I actually believe that most sentient adults know well enough this was the cause of the last crash, but no one really cares. People suffer now with bankruptcies, underwater mortgage debt, but still won't adjust properly. Did Obama just make it all seem normal?
Don't worry, it is a tiny problem. Likely to be contained. The Federal Reserve will take the appropriate measures.
So with FICO800 I get 20% down as a payout?
I wonder how many workers tired of paying absurdly high rents will buy a home with zero down payment, then never make a payment, yet stay for... years? Worked before.
(and the 4 AM drunk thinks ...)
"That's a great idea!"
yes, but how did it work? last time this worked it was thanks to a sophisticated setup consisting in locust-like "mortgage originators" that opened, bundled mortgages (aka securitization), sold them (and closed) to investment banks that sliced, diced and did lots of further sophisticated financial wizardry on them, peppered the whole with unsustainable bets (aka derivatives) to make them look good and...
... sold as much as possible of it to the Rest Of The World
so my question is: will the Rest Of The World buy again this super sophisticated stuff that is based on the American Dream Gone Mad of everybody owning a home?
The promise of something for nothing never loses its appeal.
I live in a rental apartment. Can't imagine buying again.
I think of it as HAAS (housing as a service).
Also, I own real estate which I let out to businesses.
With rental I can choose to upgrade, downgrade, sidegrade with a months notice. I can move country at will. I have now been a renter for as long as I was a mortgage holder (not owner) and during that time as a renter have lived in three different countries with an average duration of rental of about 3 years. Now, at my age, a mortgage would never be likely to be better for me in cash flow terms than rental, even discounting the flexibility rental gives me.
My real estate investments subsidise my life and are fixed in one location. My life moves around. ;)
Don't forget to factor in that the rental income on your business property is taxable. Those tax payments you wouldn't have if you owned your home instead of the equivalent commercial property funding your rent. Also, the loan on that commercial property comes at a higher interest rate than a home loan.
Another key consideration is level of real estate prices compared to rent prices. If property valuations are lower than equivalent present value of rent streams, you are paying the difference every month by renting.
Nevertheless, it sounds like you value flexibility dearly, so paying for it is worth it to you.
You don't seem to be aware of depreciation, which is a huge writeoff for landlords. You get a huge tax writeoff every year for a depreciating property, when it is going up in value.
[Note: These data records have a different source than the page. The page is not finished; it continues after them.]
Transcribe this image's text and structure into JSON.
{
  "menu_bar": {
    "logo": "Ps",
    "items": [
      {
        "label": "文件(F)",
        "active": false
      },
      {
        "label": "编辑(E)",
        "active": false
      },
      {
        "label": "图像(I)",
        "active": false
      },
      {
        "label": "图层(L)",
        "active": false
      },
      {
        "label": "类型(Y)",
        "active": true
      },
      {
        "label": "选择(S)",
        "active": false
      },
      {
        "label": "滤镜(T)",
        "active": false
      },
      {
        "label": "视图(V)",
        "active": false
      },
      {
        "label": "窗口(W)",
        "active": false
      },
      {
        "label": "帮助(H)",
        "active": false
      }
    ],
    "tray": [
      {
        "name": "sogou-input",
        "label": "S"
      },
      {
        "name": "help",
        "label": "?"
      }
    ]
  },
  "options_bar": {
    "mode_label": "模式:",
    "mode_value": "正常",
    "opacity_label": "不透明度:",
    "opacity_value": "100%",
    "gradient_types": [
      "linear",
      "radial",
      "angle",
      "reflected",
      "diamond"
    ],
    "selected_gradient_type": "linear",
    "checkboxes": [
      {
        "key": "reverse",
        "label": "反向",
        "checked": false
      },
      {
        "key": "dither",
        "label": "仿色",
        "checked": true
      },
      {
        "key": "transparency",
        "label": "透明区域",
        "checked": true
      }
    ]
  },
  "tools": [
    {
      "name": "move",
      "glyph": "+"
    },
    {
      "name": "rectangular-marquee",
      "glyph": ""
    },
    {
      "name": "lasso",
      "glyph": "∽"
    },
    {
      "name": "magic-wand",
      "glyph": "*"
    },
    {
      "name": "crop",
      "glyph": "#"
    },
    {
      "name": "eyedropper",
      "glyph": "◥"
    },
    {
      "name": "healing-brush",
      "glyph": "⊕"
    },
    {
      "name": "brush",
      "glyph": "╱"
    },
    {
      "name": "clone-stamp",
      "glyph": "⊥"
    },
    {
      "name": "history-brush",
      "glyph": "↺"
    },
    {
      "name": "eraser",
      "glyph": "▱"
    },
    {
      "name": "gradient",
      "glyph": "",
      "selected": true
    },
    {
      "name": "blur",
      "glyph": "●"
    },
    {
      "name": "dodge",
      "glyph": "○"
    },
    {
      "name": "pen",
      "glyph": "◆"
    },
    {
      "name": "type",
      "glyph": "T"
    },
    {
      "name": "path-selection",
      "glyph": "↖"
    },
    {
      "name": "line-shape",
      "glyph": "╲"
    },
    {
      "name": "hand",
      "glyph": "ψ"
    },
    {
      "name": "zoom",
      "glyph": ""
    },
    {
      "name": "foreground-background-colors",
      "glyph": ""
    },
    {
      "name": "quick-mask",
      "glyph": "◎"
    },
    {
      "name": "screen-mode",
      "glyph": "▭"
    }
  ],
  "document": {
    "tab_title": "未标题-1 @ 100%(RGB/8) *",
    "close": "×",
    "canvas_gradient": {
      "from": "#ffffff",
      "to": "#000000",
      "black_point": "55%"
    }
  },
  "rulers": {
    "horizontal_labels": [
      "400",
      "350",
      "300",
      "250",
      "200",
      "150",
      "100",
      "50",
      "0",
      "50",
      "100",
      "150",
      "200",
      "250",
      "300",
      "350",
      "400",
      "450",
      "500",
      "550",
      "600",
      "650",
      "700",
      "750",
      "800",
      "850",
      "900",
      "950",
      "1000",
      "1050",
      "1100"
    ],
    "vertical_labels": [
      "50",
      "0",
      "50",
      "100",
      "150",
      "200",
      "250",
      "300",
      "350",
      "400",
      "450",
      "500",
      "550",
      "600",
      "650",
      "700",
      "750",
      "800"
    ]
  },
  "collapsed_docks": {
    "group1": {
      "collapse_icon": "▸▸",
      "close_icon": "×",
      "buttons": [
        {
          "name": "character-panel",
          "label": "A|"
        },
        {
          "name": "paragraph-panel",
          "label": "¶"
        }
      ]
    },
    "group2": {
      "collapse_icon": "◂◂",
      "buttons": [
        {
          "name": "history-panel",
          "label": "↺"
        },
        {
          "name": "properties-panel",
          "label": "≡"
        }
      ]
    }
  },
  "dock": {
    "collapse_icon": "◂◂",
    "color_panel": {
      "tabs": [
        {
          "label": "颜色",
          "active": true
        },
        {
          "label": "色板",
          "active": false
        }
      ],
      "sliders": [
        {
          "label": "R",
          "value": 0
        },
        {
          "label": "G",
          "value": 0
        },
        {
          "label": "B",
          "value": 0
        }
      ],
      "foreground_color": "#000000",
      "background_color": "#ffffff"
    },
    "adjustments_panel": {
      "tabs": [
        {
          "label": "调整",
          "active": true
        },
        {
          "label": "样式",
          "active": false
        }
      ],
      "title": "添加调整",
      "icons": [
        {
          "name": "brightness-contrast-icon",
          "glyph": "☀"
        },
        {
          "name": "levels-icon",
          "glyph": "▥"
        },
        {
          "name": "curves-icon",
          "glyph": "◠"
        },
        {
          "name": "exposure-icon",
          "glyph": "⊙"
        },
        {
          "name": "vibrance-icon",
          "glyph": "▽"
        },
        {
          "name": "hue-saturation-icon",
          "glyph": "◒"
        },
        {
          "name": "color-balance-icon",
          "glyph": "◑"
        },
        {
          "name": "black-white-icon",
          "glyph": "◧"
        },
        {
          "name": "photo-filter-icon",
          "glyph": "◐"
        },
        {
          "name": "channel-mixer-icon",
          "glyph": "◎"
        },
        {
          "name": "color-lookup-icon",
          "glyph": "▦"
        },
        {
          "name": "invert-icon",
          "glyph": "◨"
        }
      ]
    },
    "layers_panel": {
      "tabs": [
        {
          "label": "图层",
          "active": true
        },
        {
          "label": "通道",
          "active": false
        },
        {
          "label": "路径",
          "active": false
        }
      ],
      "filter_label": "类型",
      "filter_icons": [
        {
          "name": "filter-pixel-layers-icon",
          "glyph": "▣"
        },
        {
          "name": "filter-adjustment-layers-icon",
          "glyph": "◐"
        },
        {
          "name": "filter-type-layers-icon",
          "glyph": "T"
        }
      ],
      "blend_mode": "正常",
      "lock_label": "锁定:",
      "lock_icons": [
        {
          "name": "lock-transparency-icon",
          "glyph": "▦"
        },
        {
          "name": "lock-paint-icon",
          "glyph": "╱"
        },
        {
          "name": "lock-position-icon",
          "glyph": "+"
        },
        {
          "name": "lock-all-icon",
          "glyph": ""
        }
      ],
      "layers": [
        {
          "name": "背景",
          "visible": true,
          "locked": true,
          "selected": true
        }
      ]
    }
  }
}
Income property is the way to go. And that income that gets taxed? It is called sheltered income because you pay taxes on only part of it.
Thanks for raising that good point. But it just complicates the story without changing the conclusion.
The depreciation is limited to the building and is for a 39 year period. It also adjusts your basis downward so you have capital gains to pay upon that same amount come sale time. Sure, deferred capital gains taxes are lower than current year income taxes. But any taxes are still more than 0 taxes. You pay 0 taxes on your housing expense when you buy a home and live in it.
There are two decisions here that should be separately analyzed. Rent vs. buy. Income property vs. other investment. Dustyfin's choice is not necessarily a slam dunk. For each of these two decisions, a spreadsheet should be constructed weighing all the current parameters to indicate which are the best choices.
Because Blackrock needs another million homes in their portfolio
An old book that some folks still read says something about a dog returning to its vomit.
(something literal to balance the rack)
The Gods of the Copybook Headings:
https://en.wikipedia.org/wiki/The_Gods_of_the_Copybook_Headings
;-D
Take a look at Martin Armstrongs chart for real estate. Nothing but down for the next 15 years. Of course there will be pockets where that is not true, if one is willing to gamble and I'm sure many will. Between the upkeep and the property taxes, I am telling my 30 somethng kids, rent for now.
Nothing happens for no reason.
Do we not think this "motivation" to not own anything but fiat, stocks bonds, etc, rather than anything real is not deliberate?
Herded as sheep we are.
And no, I have no solutions other than to suggest that those choices most easily made offering the least immediate pain, will ultimately prove out to be the worst. It requires sacrifice to play the long game, something most are not inclined to do.
youtube.com/watch?v=qGRrsyzWRRQ
these mortage co.'s all have a tbtf life-raft at their home office.
Chase Bank, destroying lives, communities and countries, one house at a time.
http://www.consumeraffairs.com/finance/chase_mortgage.html
1630 Complaints Consumers Reports
I believe addresses mean a lot at this juncture. Whether it has to do with districts and political connections, or statistics, I do not know, but there seems to be a concerted effort into trapping people into losing their homes, sometimes. A few others go through the procedure smoothly while others end up in foreclosure after a simple refinance or modification, even with good credit, good payment history, and job.